Paolo Tundo aveva dichiarato che gennaio sarebbe stato il mese decisivo per l'allargamento della coalizione di centrodestra e la scelta del candidato sindaco. A che punto siete?

«Per le amministrative ormai prossime, Fratelli d’Italia, in concerto con la Lega di Salvini Premier e tutti quei soggetti indipendenti che si riconoscono con i valori del centrodestra, sta costruendo un progetto politico di “ampio respiro” che punti alla rinascita amministrativa e sociale del nostro paese.

Non è più il tempo dei “soliti noti” che hanno imperversato per anni nel centrodestra turese, portando solo sconfitte, litigi e spaccature.
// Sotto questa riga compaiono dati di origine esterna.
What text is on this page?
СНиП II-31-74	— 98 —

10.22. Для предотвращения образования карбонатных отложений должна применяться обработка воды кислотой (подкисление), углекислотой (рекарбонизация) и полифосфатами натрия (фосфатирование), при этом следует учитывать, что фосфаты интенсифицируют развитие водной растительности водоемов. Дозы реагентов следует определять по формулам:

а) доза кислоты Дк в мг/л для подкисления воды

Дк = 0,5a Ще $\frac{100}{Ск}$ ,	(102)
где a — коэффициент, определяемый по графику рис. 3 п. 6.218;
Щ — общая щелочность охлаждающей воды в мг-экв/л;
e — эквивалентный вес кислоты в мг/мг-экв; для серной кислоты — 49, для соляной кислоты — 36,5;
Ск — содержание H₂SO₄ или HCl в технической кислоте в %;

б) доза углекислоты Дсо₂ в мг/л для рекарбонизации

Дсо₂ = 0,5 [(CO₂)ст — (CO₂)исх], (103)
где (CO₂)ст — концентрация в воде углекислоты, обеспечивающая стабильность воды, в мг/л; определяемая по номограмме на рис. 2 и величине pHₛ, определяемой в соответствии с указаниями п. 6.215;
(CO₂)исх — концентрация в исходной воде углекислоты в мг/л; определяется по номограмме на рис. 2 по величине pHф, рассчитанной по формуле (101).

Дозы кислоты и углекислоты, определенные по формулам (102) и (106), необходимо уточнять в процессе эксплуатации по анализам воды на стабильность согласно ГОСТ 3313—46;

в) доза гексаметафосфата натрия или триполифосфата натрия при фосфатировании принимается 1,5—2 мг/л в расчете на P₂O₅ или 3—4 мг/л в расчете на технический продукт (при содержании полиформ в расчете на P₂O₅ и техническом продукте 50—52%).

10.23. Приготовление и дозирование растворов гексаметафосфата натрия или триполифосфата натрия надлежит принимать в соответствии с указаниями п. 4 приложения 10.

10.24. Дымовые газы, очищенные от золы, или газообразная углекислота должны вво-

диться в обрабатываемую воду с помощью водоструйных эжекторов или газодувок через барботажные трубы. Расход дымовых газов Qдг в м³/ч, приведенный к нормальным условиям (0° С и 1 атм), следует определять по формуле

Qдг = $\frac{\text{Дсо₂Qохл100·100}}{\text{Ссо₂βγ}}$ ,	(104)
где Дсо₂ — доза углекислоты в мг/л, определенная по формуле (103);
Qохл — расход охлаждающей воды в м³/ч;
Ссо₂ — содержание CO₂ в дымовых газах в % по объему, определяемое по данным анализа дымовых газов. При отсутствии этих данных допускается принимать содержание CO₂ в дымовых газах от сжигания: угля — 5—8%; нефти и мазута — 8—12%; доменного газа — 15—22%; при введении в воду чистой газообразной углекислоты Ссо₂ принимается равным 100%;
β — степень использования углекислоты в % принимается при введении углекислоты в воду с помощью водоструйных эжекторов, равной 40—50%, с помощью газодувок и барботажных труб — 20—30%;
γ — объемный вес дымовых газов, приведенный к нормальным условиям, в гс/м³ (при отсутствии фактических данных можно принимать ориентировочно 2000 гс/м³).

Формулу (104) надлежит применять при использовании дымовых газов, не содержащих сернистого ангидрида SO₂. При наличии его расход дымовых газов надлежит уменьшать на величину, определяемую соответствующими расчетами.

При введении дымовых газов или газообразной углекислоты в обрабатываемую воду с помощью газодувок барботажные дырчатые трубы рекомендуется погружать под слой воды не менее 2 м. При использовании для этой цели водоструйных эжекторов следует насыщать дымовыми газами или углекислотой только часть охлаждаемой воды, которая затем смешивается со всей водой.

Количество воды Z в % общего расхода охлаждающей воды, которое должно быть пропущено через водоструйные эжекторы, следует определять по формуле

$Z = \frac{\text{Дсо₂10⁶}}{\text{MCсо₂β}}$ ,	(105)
Fratelli d’Italia Turi si assume la responsabilità politica ed umana per superare queste logiche e soggetti, elaborando un programma politico-amministrativo fatto di pochi punti, seri e realizzabili, portando avanti come una stella polare la volontà di dare a Turi per la prima volta un progetto che non abbia la durata di soli cinque anni, ma miri a garantire quella “continuità amministrativa” che a Turi manca da oltre 40 anni».